Rachida Dati, ministre français de la Justice, s'est montrée aussi circonspecte. "Les Marocains ne m'en ont pas parlé. Je n'ai pas de commentaires à faire car c'est une affaire en cours d'instruction", a-t-elle dit.
En revanche, les Marocains ont manifesté leur agacement. "On a voulu gâcher la fête que représentait la visite de Sarkozy mais nous sommes habitués à ce que certains veuillent troubler l'excellence des relations entre les deux pays", a indiqué à l'AFP une source proche du ministère marocain de la Justice.
"Le Maroc réagira en temps opportun et n'a rien à cacher dans cette affaire", a ajouté cette source.
"Il faut chercher la vérité là où elle se trouve et le roi a déjà affirmé que la famille de Ben Barka avait le droit de savoir, mais il faut choisir le timing, et là il y a trop de coïncidences", a dit à des journalistes un député proche du roi Mohammed VI.

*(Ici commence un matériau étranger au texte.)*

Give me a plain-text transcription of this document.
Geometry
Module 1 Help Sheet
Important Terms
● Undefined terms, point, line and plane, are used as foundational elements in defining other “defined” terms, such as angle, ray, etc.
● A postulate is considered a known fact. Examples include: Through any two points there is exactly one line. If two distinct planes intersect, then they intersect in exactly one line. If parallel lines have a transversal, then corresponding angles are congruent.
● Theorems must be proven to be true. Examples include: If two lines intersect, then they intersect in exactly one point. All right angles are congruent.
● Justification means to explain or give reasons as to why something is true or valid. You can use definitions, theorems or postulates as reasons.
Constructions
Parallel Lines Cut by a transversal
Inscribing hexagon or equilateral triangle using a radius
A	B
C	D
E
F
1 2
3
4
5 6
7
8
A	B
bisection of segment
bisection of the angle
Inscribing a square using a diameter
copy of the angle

Mehdi Ben Barka, leader de l'opposition marocaine en exil et figure emblématique du tiers-monde, a disparu le 29 octobre 1965 devant la brasserie Lipp à Paris lors d'une opération menée par les services du roi Hassan II du Maroc avec la complicité de policiers et de truands français.
Cette affaire retentissante n'a jamais été élucidée malgré deux instructions judiciaires: le corps de Ben Barka n'a toujours pas été retrouvé et les conditions de sa mort n'ont pas été établies.